The United States Environmental Protection Agency defines wetlands as “areas where water covers the soil or is present either at or near the surface of the soil all year or for varying periods of time during the year, including during the growing season.” In Connecticut, wetlands are largely defined by soil type.
Understanding whether a wetland exists on your property often becomes a concern when applying for building permits. So how do you determine whether one is present?
A few hints
Only a professional can accurately determine whether a wetland exists on your property. But there are a few clues that may indicate that a wetland is present, including land that is located near:
Low areas. Wetlands can be found in low areas that have high water tables.
Large bodies of water.
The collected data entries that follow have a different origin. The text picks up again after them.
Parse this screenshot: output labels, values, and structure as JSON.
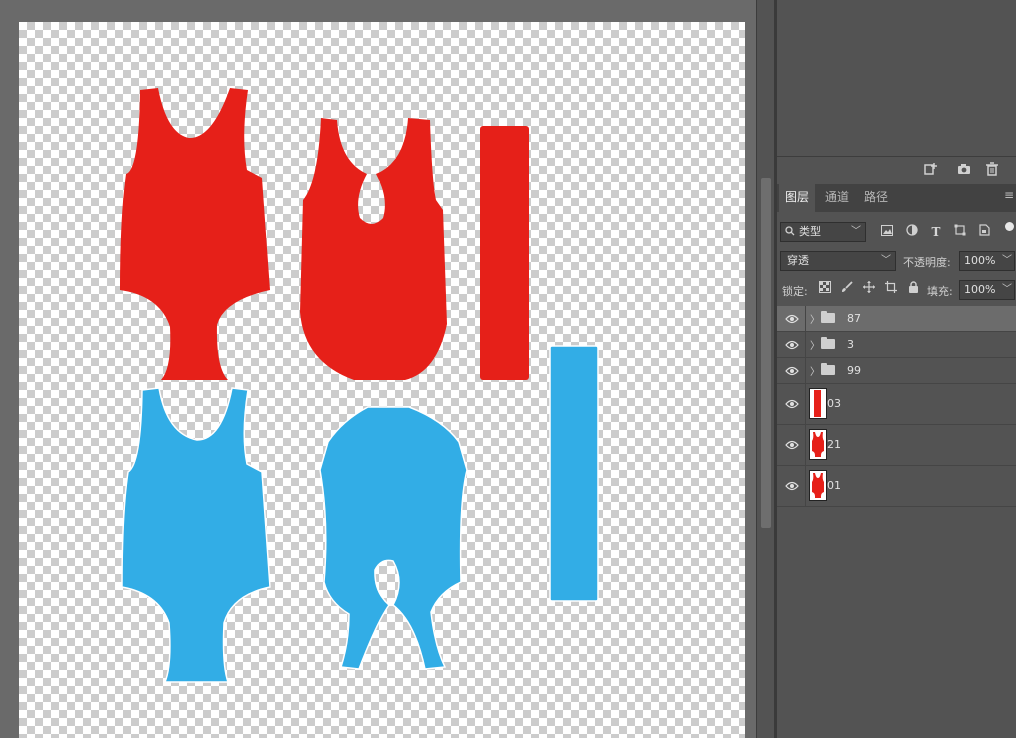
{
  "colors": {
    "red": "#e62019",
    "blue": "#32ade6",
    "panel_bg": "#535353",
    "selected_row": "#6c6c6c"
  },
  "canvas": {
    "shapes": [
      {
        "name": "red-front-piece",
        "color": "red"
      },
      {
        "name": "red-back-piece",
        "color": "red"
      },
      {
        "name": "red-strip",
        "color": "red"
      },
      {
        "name": "blue-front-piece",
        "color": "blue"
      },
      {
        "name": "blue-back-piece",
        "color": "blue"
      },
      {
        "name": "blue-strip",
        "color": "blue"
      }
    ]
  },
  "panel": {
    "toolbar_icons": [
      "new-layer-icon",
      "camera-icon",
      "trash-icon"
    ],
    "tabs": [
      {
        "label": "图层",
        "active": true
      },
      {
        "label": "通道",
        "active": false
      },
      {
        "label": "路径",
        "active": false
      }
    ],
    "menu_icon": "≡",
    "filter": {
      "value": "类型",
      "icons": [
        "image-filter-icon",
        "adjustment-filter-icon",
        "text-filter-icon",
        "shape-filter-icon",
        "smart-object-filter-icon"
      ]
    },
    "blend_mode": "穿透",
    "opacity_label": "不透明度:",
    "opacity_value": "100%",
    "lock_label": "锁定:",
    "lock_icons": [
      "lock-transparent-icon",
      "lock-paint-icon",
      "lock-move-icon",
      "lock-artboard-icon",
      "lock-all-icon"
    ],
    "fill_label": "填充:",
    "fill_value": "100%",
    "layers": [
      {
        "name": "87",
        "type": "group",
        "selected": true
      },
      {
        "name": "3",
        "type": "group",
        "selected": false
      },
      {
        "name": "99",
        "type": "group",
        "selected": false
      },
      {
        "name": "03",
        "type": "layer",
        "thumb": "strip",
        "selected": false
      },
      {
        "name": "21",
        "type": "layer",
        "thumb": "suit",
        "selected": false
      },
      {
        "name": "01",
        "type": "layer",
        "thumb": "suit",
        "selected": false
      }
    ]
  }
}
For example, wetlands may be present near rivers, lakes or streams. In Connecticut, waterbodies are considered wetlands as well.
Shallow pools of water. Some wetlands are covered either partially or totally by shallow pools of water.
Flat areas. Oftentimes, wetlands are flat areas that are covered either sometimes or all the time with shallow water.
Slopes. Wetlands can be found on slopes where the groundwater is breaking out of springs.
Ditches or streams. Wetlands can be found in abandoned ditches or old stream channels, and even underneath lawn.
Types of water. Wetlands can include a variety of different surface types, such as bogs, swamps and marshes.
This list isn’t exhaustive, but it does contain a few common conditions. So what are the next steps if you want to confirm with accuracy whether a wetland is present?
The presence of a wetland: A definitive answer
Wetland identification is a complicated process that requires substantial experience and technical knowledge. In fact, in CT by state and local laws, a professional environmental consultant such as a soil scientist experienced in wetland delineation is the only one who can confirm the presence and exact boundaries of a wetland. So if you suspect the presence of a wetland on a property, reach out to a professional.